MOTE museum is giving back to the sea
Watch sharks being fed, and listen to manatees chirping and chewing. See endangered sea turtles, and touch sea cucumbers, rays, hermit crabs and other marine creatures. Or participate in a simulated dolphin rescue. MOTE Marine Laboratory offers all this and more at its facility on the northern tip of Lido Key, a short bus or cab ride from downtown Sarasota.
The aquarium’s marine habitats — from rivers to reefs and their resident creatures — aren’t just in glass-faced boxes, but in indoor and outdoor touch tanks, pools and ponds, including a 135,000-gallon shark tank. Watching MOTE-bred seahorse babies cling to their daddies is fascinating.
Through the windows of the biomedical labs, you can also see MOTE scientists at work, part of the aquarium’s self-guided tour. A word of caution: Chats with knowledgeable docents may extend your visit to hours.
The Immersion Theater’s simulated dolphin rescue may raise your adrenaline level. As the rescue unfolds on the full-size movie screen, command center personnel issue directions to staff and you. Time is of the essence, and the choices you make on your seat-front computer may determine whether the dolphins live or perish.
Dolphin research is a major focus at MOTE and has been since the facility was established in 1955. Rescued dolphins are rehabilitated in the Marine Mammal Visitor Center across the parking lot. (The rehab lagoon is off-limits to visitors.) Other endangered animals, unable to survive in the wild, are on permanent display.
Four 6-by-10-foot windows let you into the watery world of the resident manatees, both born in captivity in the 1980s. A microphone captures their sounds. Each day 1,200-pound Hugh and 1,700-pound Buffet munch through 80-some heads of romaine lettuce, plus carrots, beets, apples, kale and monkey biscuits laced with vitamins. In addition to studying the manatees’ sensory biology and behavior, MOTE researchers investigate strandings and take bimonthly aerial surveys of wild manatee herds year-round.

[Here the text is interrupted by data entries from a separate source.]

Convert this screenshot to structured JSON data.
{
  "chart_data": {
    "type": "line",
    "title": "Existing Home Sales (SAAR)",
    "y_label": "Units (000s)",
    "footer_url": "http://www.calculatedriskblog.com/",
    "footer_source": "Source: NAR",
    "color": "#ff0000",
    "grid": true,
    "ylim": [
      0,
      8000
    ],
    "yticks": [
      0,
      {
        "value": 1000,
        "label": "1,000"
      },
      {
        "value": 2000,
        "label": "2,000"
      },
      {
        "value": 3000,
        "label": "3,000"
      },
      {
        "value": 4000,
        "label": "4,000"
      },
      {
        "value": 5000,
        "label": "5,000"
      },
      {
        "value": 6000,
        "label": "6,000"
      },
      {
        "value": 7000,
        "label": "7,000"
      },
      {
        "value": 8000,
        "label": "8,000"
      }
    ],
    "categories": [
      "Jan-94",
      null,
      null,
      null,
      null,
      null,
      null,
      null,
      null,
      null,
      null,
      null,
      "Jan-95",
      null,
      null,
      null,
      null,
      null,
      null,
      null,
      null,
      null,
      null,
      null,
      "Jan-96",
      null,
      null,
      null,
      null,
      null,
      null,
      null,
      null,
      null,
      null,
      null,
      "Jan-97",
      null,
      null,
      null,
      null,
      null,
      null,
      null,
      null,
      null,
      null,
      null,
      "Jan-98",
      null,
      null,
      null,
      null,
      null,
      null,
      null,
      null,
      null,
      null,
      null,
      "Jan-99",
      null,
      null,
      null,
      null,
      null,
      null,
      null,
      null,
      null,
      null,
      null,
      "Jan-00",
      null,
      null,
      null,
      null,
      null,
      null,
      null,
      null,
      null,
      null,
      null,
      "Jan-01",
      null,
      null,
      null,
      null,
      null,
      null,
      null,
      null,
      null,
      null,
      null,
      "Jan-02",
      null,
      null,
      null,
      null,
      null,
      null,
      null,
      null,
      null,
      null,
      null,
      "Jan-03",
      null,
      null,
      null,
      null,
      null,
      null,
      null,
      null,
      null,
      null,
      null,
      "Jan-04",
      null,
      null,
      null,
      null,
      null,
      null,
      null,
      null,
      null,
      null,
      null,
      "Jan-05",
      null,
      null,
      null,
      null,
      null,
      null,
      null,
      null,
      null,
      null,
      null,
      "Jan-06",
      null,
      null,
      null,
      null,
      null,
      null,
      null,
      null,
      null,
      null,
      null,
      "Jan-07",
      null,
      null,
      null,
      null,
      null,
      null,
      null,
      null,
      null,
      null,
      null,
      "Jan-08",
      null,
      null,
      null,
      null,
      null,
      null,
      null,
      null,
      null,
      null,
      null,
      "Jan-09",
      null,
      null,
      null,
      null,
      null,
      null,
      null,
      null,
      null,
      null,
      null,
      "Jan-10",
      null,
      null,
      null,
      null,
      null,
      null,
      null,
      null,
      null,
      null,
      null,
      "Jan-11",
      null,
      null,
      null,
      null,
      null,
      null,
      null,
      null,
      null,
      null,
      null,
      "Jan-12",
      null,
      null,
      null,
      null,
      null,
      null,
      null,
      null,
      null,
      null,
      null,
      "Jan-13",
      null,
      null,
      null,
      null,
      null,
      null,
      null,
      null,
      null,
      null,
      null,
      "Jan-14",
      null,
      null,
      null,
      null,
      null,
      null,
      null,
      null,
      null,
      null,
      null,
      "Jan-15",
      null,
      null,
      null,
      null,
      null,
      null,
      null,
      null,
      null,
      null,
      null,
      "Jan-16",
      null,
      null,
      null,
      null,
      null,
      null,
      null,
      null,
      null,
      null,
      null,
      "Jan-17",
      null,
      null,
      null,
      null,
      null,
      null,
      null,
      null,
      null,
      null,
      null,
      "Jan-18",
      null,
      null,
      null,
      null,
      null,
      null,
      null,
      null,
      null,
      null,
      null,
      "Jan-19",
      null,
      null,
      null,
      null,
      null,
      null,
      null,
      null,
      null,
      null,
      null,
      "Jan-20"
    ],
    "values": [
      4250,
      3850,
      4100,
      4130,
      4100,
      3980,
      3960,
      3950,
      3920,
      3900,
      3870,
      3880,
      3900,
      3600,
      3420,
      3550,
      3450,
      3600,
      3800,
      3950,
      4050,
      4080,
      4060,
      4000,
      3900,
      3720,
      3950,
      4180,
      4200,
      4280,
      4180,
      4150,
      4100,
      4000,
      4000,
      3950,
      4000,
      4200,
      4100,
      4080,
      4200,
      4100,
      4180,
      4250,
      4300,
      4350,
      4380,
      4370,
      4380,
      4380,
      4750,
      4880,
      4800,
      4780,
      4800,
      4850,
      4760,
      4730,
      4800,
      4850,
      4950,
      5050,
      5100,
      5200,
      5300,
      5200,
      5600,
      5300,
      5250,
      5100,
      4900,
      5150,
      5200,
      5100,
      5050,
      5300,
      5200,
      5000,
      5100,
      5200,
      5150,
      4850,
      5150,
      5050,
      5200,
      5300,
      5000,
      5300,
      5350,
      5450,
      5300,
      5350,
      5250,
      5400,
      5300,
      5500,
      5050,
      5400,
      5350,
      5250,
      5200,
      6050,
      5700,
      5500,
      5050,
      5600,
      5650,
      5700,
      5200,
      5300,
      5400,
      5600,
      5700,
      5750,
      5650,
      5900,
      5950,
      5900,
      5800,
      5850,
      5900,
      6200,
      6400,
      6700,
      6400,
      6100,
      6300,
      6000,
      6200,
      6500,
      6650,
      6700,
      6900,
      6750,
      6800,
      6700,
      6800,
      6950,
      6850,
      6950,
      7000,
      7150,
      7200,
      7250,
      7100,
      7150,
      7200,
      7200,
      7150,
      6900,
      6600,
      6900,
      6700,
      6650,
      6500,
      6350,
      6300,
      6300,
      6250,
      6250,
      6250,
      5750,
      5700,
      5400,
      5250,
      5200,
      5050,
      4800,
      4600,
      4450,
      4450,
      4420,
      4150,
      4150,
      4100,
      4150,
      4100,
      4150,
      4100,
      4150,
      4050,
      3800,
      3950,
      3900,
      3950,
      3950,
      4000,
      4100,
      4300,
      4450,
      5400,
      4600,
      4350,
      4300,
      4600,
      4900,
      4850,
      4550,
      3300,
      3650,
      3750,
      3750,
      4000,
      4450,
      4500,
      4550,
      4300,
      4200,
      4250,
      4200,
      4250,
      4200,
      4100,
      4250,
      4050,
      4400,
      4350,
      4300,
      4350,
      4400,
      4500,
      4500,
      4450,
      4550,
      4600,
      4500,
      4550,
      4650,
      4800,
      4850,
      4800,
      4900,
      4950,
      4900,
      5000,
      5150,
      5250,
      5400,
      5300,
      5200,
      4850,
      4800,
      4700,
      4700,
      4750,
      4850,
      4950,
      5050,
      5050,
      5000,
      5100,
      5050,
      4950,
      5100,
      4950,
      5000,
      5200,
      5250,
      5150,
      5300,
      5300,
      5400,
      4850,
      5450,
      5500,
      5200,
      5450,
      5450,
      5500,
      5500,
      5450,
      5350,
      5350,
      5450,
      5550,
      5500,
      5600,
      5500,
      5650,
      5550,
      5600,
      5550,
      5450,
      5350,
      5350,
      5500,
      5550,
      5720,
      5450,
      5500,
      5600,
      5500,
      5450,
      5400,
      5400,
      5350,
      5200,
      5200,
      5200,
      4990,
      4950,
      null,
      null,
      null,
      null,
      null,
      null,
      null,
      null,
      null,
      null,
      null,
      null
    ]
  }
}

Lido (a blind green turtle) and three loggerheads swim in other tanks. Shelly and Montego, females born in New York City almost 30 years ago, have been studied at MOTE since the 1990s. Edgar was found abandoned in a nest 12 years ago and was nursed back to health. He or she — staff won’t know until Edgar matures in another 20 or so years — can’t be released into the wild because it lacks protective pigment. Other turtles are rehabilitated behind the scenes.
Across from the sea turtle exhibit children can walk through a fishing trawl and out through the TED (turtle exclusion device). Before laws required TEDs, turtles frequently died in fishing nets. Displays also explain MOTE’s aquaculture programs: fish restocking, and growing shrimp and sturgeon (for caviar).
William R. Mote’s philosophy permeates the facility. “For countless ages man has taken from the sea. Now it is time for us to give back to this precious source of all our planet’s life.” MOTE scientists are giving back, and the displays show you why and how you can help.